Thanks for your kind words.

It's possible that you see minor differences. I'll try to explain below.

  1. The script version was originally written on the so called 'HiTrack' data files that were created on the phone when you looked at an activity in the Huawei Health app. The HiTrack file contains the raw data from your activity but without the general info like e.g. exact start/stop time of the activity available in the extended JSON data. The script version still supports this 'legacy' mode for users with rooted phones. However, to be able to support it, the script version contains some specific code for this legacy mode, whereas the web version doesn't.
  2. For the above reason, if you convert using the --file or --tar options, you probably will see a difference with the --json or --zip version.
  3. The web version shares the conversion logic with the script version, but it has been rewritten from the ground up in another programming language (since I specifically wanted the conversion to happen on the host (your) computer without the need to send your activity data to the server). The web version does not support the legacy mode so I was able to leave out any code that relates to that legacy mode. E.g. for a fact the raw HiTrack data may contain records before or after the start/stop from the JSON data, and for a fact these are never processed in the web version.
  4. I would have to look at it again to know for sure, but there might be a slight difference in how data is processed when GPS connection is lost. As far as I remember, it was easier to detect it in the way the web version processes the data (without the legacy code). Since the code needs to rely on speed data (roughly occurring every 5 seconds with a maximum accuracy of 0.1 dm/s), it might also cause some slight differences.
  5. Unfortunately I didn't release an update of the web version for a while with some latest corrections based on user feedback from the python version. The thing is, I was/am developing a version with direct upload to Strava (functional in development, for testing but not for end-user ready), but due to personal reasons, I was/am unable to finish it right now.

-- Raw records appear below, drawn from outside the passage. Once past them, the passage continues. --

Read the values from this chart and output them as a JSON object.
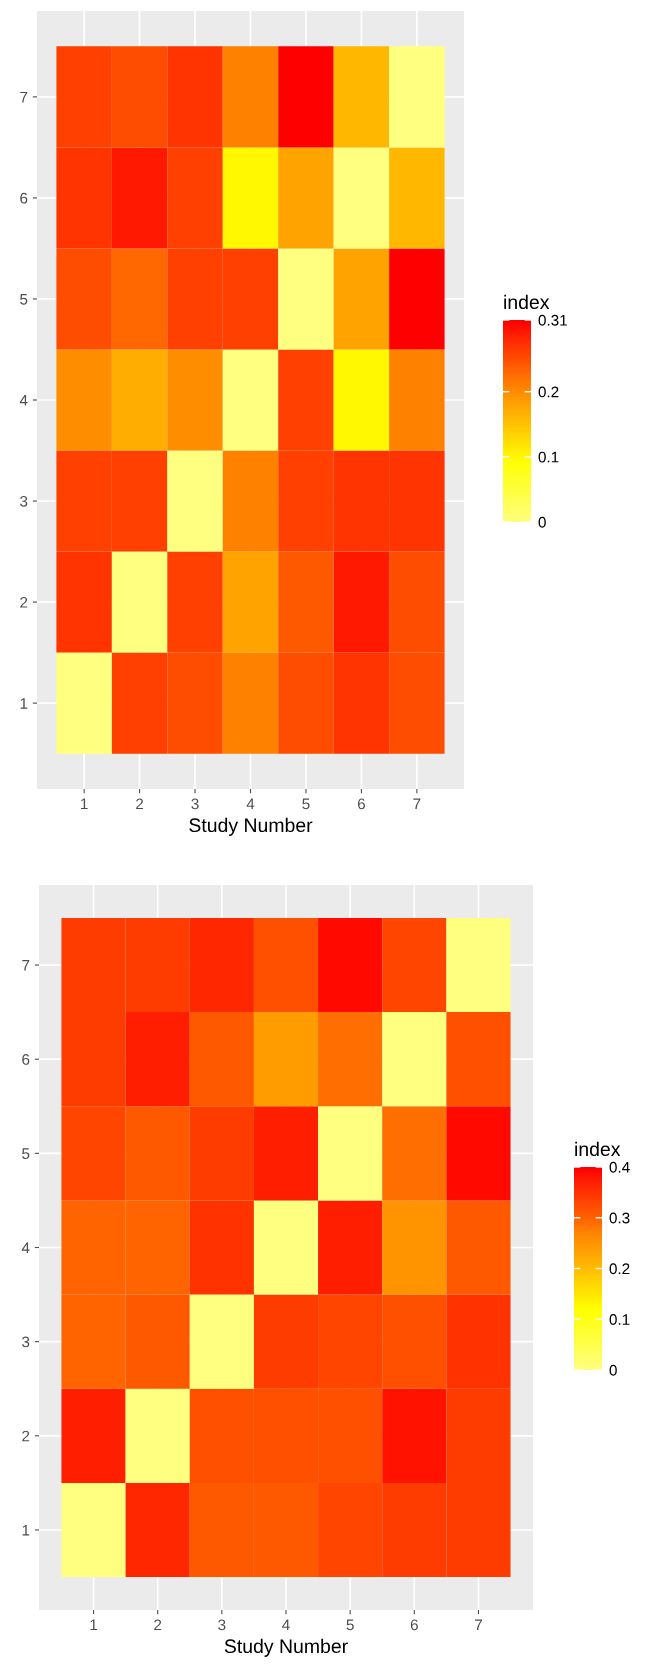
{
  "chart_data": [
    {
      "type": "heatmap",
      "xlabel": "Study Number",
      "clabel": "index",
      "categories": [
        "1",
        "2",
        "3",
        "4",
        "5",
        "6",
        "7"
      ],
      "y_categories": [
        "7",
        "6",
        "5",
        "4",
        "3",
        "2",
        "1"
      ],
      "cells": [
        [
          0.26,
          0.25,
          0.27,
          0.21,
          0.31,
          0.16,
          0
        ],
        [
          0.27,
          0.29,
          0.26,
          0.1,
          0.18,
          0,
          0.16
        ],
        [
          0.25,
          0.23,
          0.26,
          0.26,
          0,
          0.18,
          0.31
        ],
        [
          0.2,
          0.17,
          0.2,
          0,
          0.26,
          0.1,
          0.21
        ],
        [
          0.26,
          0.26,
          0,
          0.21,
          0.26,
          0.27,
          0.27
        ],
        [
          0.27,
          0,
          0.26,
          0.18,
          0.24,
          0.29,
          0.25
        ],
        [
          0,
          0.26,
          0.25,
          0.21,
          0.25,
          0.27,
          0.25
        ]
      ],
      "clim": [
        0,
        0.31
      ],
      "cticks": [
        0,
        0.1,
        0.2,
        0.31
      ],
      "grid": true
    },
    {
      "type": "heatmap",
      "xlabel": "Study Number",
      "clabel": "index",
      "categories": [
        "1",
        "2",
        "3",
        "4",
        "5",
        "6",
        "7"
      ],
      "y_categories": [
        "7",
        "6",
        "5",
        "4",
        "3",
        "2",
        "1"
      ],
      "cells": [
        [
          0.34,
          0.34,
          0.36,
          0.32,
          0.39,
          0.33,
          0
        ],
        [
          0.34,
          0.37,
          0.31,
          0.24,
          0.29,
          0,
          0.32
        ],
        [
          0.33,
          0.31,
          0.34,
          0.37,
          0,
          0.29,
          0.39
        ],
        [
          0.3,
          0.3,
          0.35,
          0,
          0.37,
          0.25,
          0.31
        ],
        [
          0.3,
          0.31,
          0,
          0.34,
          0.33,
          0.32,
          0.35
        ],
        [
          0.37,
          0,
          0.32,
          0.32,
          0.32,
          0.38,
          0.34
        ],
        [
          0,
          0.36,
          0.31,
          0.31,
          0.33,
          0.34,
          0.34
        ]
      ],
      "clim": [
        0,
        0.4
      ],
      "cticks": [
        0,
        0.1,
        0.2,
        0.3,
        0.4
      ],
      "grid": true
    }
  ]
}
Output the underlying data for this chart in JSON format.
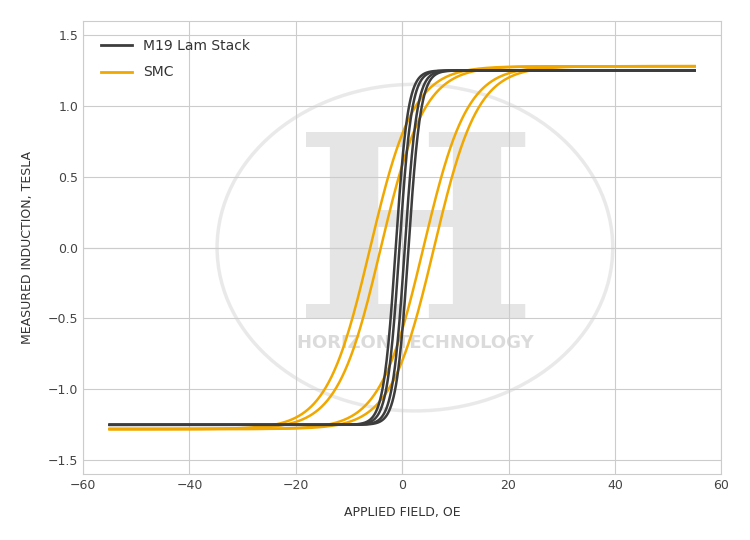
{
  "title": "",
  "xlabel": "APPLIED FIELD, OE",
  "ylabel": "MEASURED INDUCTION, TESLA",
  "xlim": [
    -60,
    60
  ],
  "ylim": [
    -1.6,
    1.6
  ],
  "xticks": [
    -60,
    -40,
    -20,
    0,
    20,
    40,
    60
  ],
  "yticks": [
    -1.5,
    -1,
    -0.5,
    0,
    0.5,
    1,
    1.5
  ],
  "m19_color": "#3d3d3d",
  "smc_color": "#f0a800",
  "watermark_text": "HORIZON TECHNOLOGY",
  "watermark_color": "#d0d0d0",
  "legend_labels": [
    "M19 Lam Stack",
    "SMC"
  ],
  "bg_color": "#ffffff",
  "grid_color": "#cccccc",
  "m19_Hsat": 8.0,
  "m19_Bsat": 1.25,
  "m19_Hc1": 1.2,
  "m19_Hc2": 0.5,
  "m19_slope": 3.5,
  "smc_Hsat": 18.0,
  "smc_Bsat": 1.28,
  "smc_Hc1": 6.0,
  "smc_Hc2": 4.0,
  "smc_slope": 2.2
}
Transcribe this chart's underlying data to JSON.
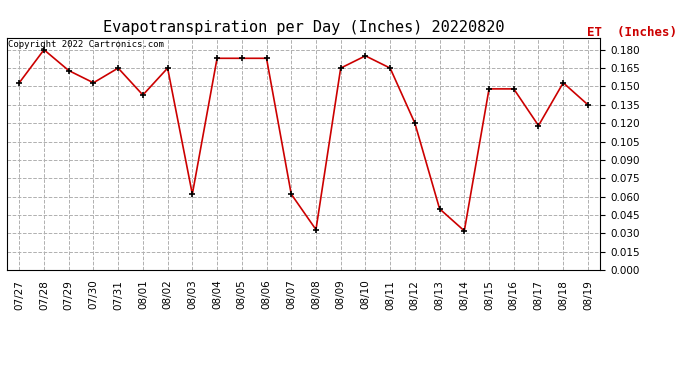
{
  "title": "Evapotranspiration per Day (Inches) 20220820",
  "legend_label": "ET  (Inches)",
  "copyright_text": "Copyright 2022 Cartronics.com",
  "dates": [
    "07/27",
    "07/28",
    "07/29",
    "07/30",
    "07/31",
    "08/01",
    "08/02",
    "08/03",
    "08/04",
    "08/05",
    "08/06",
    "08/07",
    "08/08",
    "08/09",
    "08/10",
    "08/11",
    "08/12",
    "08/13",
    "08/14",
    "08/15",
    "08/16",
    "08/17",
    "08/18",
    "08/19"
  ],
  "values": [
    0.153,
    0.18,
    0.163,
    0.153,
    0.165,
    0.143,
    0.165,
    0.062,
    0.173,
    0.173,
    0.173,
    0.062,
    0.033,
    0.165,
    0.175,
    0.165,
    0.12,
    0.05,
    0.032,
    0.148,
    0.148,
    0.118,
    0.153,
    0.135
  ],
  "line_color": "#cc0000",
  "marker_color": "#000000",
  "grid_color": "#b0b0b0",
  "background_color": "#ffffff",
  "ylim": [
    0.0,
    0.19
  ],
  "yticks": [
    0.0,
    0.015,
    0.03,
    0.045,
    0.06,
    0.075,
    0.09,
    0.105,
    0.12,
    0.135,
    0.15,
    0.165,
    0.18
  ],
  "title_fontsize": 11,
  "legend_fontsize": 9,
  "tick_fontsize": 7.5,
  "copyright_fontsize": 6.5
}
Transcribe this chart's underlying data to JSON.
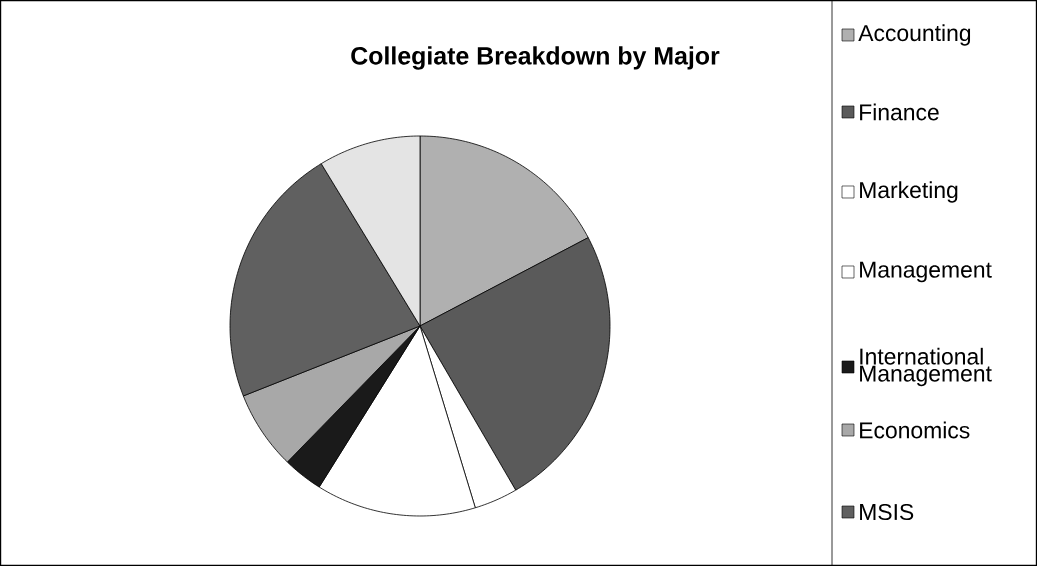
{
  "chart_data": {
    "type": "pie",
    "title": "Collegiate Breakdown by Major",
    "categories": [
      "Accounting",
      "Finance",
      "Marketing",
      "Management",
      "International Management",
      "Economics",
      "MSIS",
      null
    ],
    "values": [
      17.3,
      24.3,
      3.7,
      13.6,
      3.4,
      6.7,
      22.3,
      8.7
    ],
    "colors": [
      "#b0b0b0",
      "#5a5a5a",
      "#ffffff",
      "#ffffff",
      "#1a1a1a",
      "#a8a8a8",
      "#606060",
      "#e4e4e4"
    ],
    "legend": "right"
  }
}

I hope this helps. Thanks for reporting this, i'll leave it open to have a look at it again, will first try to get that new web version released.

yihong0618 commented 3 years ago

I would have to look at it again to know for sure, but there might be a slight difference in how data is processed when GPS connection is lost. As far as I remember, it was easier to detect it in the way the web version processes the data (without the legacy code). Since the code needs to rely on speed data (roughly occurring every 5 seconds with a maximum accuracy of 0.1 dm/s), it might also cause some slight differences.

I have done a lot of running data related work in the past year -- running_page, I think this piece is the most likely cause,

btw, if you upload to strava, the data will be different from other software because strava calculates the height.

viktorgab commented 3 years ago

@CTHRU thank you for the fast reply and thorough explanation. So if I understood correctly, the Python version currently is the most accurate, right?

@yihong0618 thank you for the insights as well. From the second paragraph, I don't understand what you mean, as both cases were data extracted from Huawei Health through requesting data to Huawei, converted using either HiTrava Web/Python version, then finally uploaded to Strava.

CTHRU commented 3 years ago

To give you a heads-up, I checked for a possibility to pass the global Huawei numbers in the converted file, but it won't be that straight forward. Whenever a pause or GPS loss occurs during an activity (happens more often than expected), The intermediate track/distance/time has to be used in separate parts of the converted data. If I would just 'fix' the last part by adding a final distance/time record, it will probably result in messy data at the end of the activity. I think for now I have to leave it as is. Maybe a better alternative will come along the way.

CTHRU commented 3 years ago

I might have found a 'fix' to get the distances in sync. If you want, you can try out the script in the 5.1.0 development branch

Your feedback whether this would be a viable solution is welcome.